Jusqu'à ce qu'un tricycle électrique couleur rouille, comme une mobylette imbriquée dans une remorque ouverte, alimenté à l'énergie solaire, vienne changer la donne.

"Nous portions lourd sur la tête. Le tricycle allège le fardeau", sourit cette paysanne de 47 ans, originaire de Domboshava, près de la capitale Harare, avant un cahoteux trajet de huit kilomètres avec l'engin.

Les transports sont rares dans les zones rurales dépeuplées du pays.

"On l'utilise même pour aller à la messe!", s'enthousiasme Danai, précisant qu'un trajet pour chercher du grain pour nourrir ses poulets coûtait autrefois l'équivalent de douze dollars. Contre 2,5 pour charger son tricycle tous les quinze jours.

"Maintenant mes poulets me rapportent", se réjouit la mère de famille qui fait partie du groupe de femmes, dans ce coin réputé pour ses collines pittoresques et ses rochers géants, qui ont reçu un tricycle l'an dernier financé par l'Union européenne pour aider les petits agriculteurs.

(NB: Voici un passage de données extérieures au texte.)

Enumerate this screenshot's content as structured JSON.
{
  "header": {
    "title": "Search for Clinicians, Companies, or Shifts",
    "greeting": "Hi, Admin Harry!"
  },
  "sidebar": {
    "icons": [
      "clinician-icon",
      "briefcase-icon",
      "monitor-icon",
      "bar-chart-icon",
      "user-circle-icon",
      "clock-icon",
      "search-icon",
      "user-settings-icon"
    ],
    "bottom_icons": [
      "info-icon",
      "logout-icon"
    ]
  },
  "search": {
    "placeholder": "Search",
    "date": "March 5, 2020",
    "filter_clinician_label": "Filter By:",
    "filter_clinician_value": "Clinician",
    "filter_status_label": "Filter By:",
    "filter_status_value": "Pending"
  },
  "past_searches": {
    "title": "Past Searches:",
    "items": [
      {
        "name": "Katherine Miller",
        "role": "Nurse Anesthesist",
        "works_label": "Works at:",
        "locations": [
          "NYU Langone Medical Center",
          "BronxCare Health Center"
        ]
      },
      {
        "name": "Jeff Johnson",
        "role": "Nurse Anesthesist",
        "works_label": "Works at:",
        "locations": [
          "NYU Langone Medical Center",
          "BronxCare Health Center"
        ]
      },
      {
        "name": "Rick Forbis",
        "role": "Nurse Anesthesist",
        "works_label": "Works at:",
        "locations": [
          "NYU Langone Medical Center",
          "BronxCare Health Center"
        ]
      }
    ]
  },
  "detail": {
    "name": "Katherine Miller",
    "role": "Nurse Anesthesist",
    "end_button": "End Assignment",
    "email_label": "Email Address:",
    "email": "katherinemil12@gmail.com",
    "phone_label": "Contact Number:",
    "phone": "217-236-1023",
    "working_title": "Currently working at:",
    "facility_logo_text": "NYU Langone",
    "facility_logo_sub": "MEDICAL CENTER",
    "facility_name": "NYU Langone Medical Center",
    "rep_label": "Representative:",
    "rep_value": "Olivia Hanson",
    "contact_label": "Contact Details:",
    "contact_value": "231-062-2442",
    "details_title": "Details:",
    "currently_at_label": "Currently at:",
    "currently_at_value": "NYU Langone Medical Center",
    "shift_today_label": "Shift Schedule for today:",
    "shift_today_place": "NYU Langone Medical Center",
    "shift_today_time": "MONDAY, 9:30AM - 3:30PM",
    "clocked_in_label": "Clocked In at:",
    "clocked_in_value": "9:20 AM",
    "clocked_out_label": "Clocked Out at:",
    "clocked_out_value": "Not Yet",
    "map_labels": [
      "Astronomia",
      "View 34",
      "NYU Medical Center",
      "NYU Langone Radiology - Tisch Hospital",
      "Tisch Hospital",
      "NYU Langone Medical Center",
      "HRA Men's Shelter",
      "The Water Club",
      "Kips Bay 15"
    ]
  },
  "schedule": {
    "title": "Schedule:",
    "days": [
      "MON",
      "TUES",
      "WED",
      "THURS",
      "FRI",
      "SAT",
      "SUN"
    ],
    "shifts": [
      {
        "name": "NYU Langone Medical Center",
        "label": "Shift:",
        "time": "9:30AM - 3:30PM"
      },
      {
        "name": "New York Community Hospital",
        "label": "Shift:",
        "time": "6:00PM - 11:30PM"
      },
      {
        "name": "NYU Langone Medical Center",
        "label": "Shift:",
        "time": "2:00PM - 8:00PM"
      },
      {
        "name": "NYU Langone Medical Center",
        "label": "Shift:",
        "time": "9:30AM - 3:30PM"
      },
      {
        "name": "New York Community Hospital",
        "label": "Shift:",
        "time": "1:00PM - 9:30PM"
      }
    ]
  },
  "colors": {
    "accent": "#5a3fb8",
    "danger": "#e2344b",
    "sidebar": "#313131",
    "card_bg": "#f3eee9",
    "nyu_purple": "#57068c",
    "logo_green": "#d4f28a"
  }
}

Assemblés à Harare par l'entreprise sociale Mobility for Africa, ces trois-roues tout-terrain existent depuis trois ans au Zimbabwe, raconte sa fondatrice Shantha Bloemen.

Jusque-là, les femmes marchaient longtemps, le long des routes, la nuque raide sous le poids des marchandises en équilibre sur leurs têtes. Qui pourrissaient parfois au soleil.

Frais mes légumes!

Pourtant l'arrivée de ces tricycles a fait lever quelques sourcils, raconte l'Américaine qui s'est installée au Zimbabwe au début des années 1990, dans les bagages d'une agence onusienne.

"Nous étions très seuls au début", l'équipe a dû convaincre des investisseurs de la viabilité du projet. "Personne alors ne parlait de mobilité électrique en Afrique, et encore moins pour venir en aide à des femmes, à la campagne", explique la quinquagénaire.

Aujourd'hui, elle vise un triplement rapide de la flotte de 88 véhicules ainsi que des trois stations actuellement alimentées au solaire.

Là, les conducteurs peuvent échanger leur batterie au lithium contre une autre entièrement chargée, et faire réparer gratuitement les tricycles s'il y a eu de la casse.

Certains véhicules, surnommés Hamba ou "vas-y" dans la langue locale Ndebele, ont été achetés par l'UE puis offerts aux habitants, d'autres sont loués pour cinq dollars par jour.

Phyllis Chifamba, 37 ans, utilise son "vas-y" de location comme taxi. Elle conduit les malades à la clinique, les femmes enceintes à leurs rendez-vous de suivi, les paysans faire leurs courses. "Comme ça, je nourris ma famille, je paye l'école de mes quatre enfants".

Mobility for Africa rêve d'investir d'autres zones du pays. "Si on arrivait à résoudre le problème du transport, les économies rurales fonctionneraient. Les petits paysans pourraient se présenter au marché avec davantage de produits", explique Shantha Boemen.

L'économie du Zimbabwe, sérieusement plombée depuis une vingtaine d'années, surtout dans les zones rurales, est principalement tirée par le secteur informel, à l'instar de ces paysannes de Domboshava.

Frasia Gotosa gagne mieux sa vie depuis qu'elle va au marché en tricycle. Parce que ses légumes ne pourrissent plus en attendant le bus ou dans sa brouette. "Maintenant, quand j'arrive au marché, mes produits sont frais", dit-elle en esquissant un sourire.